The common thread is simple. OSINT creates leverage when it is connected to action and measured by outcomes.
Reverse recruiting as a concrete example
Reverse recruiting works well as an example because it forces OSINT to be outcome-driven. The client is not the company. The client is the individual who needs a better career result, usually under time pressure and with imperfect information.
In recruiting contexts, OSINT is often described as a practical toolkit for discovering and validating candidates across public sources, which highlights the “finding” side of the craft. The step that changes everything is what happens after discovery: converting open signals into positioning, targeting, and outreach that produce interviews, not just profiles.
Three levels of reverse recruiting OSINT
- Level 1: Identity and availability.
- Level 2: Capability and fit signals.
- Level 3: Market mapping and demand signals.
For reverse-recruitment clients, this explains why OSINT can feel “game changing.” The service is not a clever background check. It is a faster path to the right opportunities, supported by evidence and better targeting.
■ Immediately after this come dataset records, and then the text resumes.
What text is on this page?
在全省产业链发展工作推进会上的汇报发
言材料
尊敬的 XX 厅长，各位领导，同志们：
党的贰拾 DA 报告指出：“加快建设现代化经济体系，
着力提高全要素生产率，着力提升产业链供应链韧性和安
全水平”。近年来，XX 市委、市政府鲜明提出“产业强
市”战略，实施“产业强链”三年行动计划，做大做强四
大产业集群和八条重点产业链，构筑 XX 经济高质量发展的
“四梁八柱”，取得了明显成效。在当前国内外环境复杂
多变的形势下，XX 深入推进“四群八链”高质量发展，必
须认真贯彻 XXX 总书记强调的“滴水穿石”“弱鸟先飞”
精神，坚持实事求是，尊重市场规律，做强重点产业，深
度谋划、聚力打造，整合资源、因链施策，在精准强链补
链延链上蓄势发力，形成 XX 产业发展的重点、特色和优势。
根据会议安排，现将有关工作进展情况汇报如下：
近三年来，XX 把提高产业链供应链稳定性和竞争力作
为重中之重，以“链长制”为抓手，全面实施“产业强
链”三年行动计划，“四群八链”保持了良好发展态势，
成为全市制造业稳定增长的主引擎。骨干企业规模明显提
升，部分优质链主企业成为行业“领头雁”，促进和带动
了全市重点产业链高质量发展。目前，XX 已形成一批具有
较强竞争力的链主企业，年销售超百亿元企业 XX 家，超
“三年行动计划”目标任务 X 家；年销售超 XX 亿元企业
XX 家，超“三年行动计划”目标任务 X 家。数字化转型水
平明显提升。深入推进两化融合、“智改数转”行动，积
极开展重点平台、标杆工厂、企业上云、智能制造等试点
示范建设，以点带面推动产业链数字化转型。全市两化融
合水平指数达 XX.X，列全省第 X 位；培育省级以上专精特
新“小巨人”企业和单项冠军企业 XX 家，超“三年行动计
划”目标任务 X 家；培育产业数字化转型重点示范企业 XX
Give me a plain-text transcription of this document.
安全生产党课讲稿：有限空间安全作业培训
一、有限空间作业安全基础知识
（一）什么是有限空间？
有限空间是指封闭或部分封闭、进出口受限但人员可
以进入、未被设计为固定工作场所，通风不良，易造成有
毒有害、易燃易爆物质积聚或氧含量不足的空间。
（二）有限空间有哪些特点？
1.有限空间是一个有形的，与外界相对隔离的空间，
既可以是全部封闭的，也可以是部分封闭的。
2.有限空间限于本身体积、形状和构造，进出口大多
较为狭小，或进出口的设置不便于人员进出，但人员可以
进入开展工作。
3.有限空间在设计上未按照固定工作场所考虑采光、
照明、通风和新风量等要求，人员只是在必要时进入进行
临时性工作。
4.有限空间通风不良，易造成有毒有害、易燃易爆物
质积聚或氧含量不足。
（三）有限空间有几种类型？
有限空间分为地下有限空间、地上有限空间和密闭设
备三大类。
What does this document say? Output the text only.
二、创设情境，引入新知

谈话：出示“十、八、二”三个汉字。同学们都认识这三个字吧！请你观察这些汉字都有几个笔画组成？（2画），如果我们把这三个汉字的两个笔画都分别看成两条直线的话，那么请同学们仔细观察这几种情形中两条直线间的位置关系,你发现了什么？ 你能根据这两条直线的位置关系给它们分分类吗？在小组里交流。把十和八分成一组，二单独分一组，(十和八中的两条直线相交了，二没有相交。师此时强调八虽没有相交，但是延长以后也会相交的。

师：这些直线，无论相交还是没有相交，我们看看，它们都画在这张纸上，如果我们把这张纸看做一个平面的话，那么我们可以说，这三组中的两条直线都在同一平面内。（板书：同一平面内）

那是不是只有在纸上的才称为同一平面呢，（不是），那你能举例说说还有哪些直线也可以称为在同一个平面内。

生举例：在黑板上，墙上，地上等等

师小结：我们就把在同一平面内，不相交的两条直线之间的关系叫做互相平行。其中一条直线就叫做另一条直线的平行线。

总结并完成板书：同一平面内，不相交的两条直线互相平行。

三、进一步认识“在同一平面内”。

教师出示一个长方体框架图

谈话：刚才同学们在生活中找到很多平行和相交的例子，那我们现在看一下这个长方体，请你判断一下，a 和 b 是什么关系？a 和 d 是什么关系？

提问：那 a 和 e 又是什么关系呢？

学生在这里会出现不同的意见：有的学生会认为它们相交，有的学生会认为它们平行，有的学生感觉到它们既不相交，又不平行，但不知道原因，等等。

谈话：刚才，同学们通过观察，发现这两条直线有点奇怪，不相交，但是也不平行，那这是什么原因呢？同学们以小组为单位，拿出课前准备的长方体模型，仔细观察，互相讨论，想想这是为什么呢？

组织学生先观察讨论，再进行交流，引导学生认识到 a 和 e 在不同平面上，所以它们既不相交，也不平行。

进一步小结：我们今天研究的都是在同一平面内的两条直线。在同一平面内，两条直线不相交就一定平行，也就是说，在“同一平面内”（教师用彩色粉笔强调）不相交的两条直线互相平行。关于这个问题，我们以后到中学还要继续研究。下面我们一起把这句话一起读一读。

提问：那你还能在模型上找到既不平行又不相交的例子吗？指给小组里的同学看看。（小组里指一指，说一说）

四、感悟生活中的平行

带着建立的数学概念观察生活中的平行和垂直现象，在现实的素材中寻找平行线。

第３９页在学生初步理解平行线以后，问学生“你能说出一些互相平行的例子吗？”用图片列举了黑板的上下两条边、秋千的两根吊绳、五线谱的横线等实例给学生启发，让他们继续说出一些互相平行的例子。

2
For OSINT professionals, reverse recruiting is useful because it demonstrates a transferable principle: OSINT’s value multiplies when it is paired with a clear decision, a repeatable workflow, and a measurable outcome.
How to mature OSINT practice
Write better questions
Bad OSINT questions are open-ended and ego-friendly. Good OSINT questions are decision-bound.
- Should this vendor be short-listed this quarter?
- Is this role likely to exist in six months, based on public demand signals?
- What is the most plausible explanation for this change in narrative?
Build a simple signal model
- Strong signals: Direct artifacts, consistent cross-source evidence, time-stable patterns.
- Weak signals: Single-source claims, performative content, trend-chasing noise.
Separate collection from interpretation
- Observations: What is directly visible.
- Inferences: What is likely true.
- Confidence: How sure the assessment is.
- Next actions: What to do, what to monitor, what would change the view.
Measure OSINT by outcomes
In reverse recruiting, that could mean response rates, interview conversion, time-to-offer, and fit quality. In competitive intelligence, it could mean earlier detection of strategic moves. In vendor intelligence, it could mean fewer failed partnerships.
Use tools, but do not worship them
Tools matter, but they are not the differentiator. The differentiator is the operating model: question quality, signal design, triangulation discipline, and action-oriented reporting.
In the end, the argument I’m making is not to boost my own business model, which is doing very well; its sole purpose is to push a discipline that I truly love out of the fringes and more into the mainstream.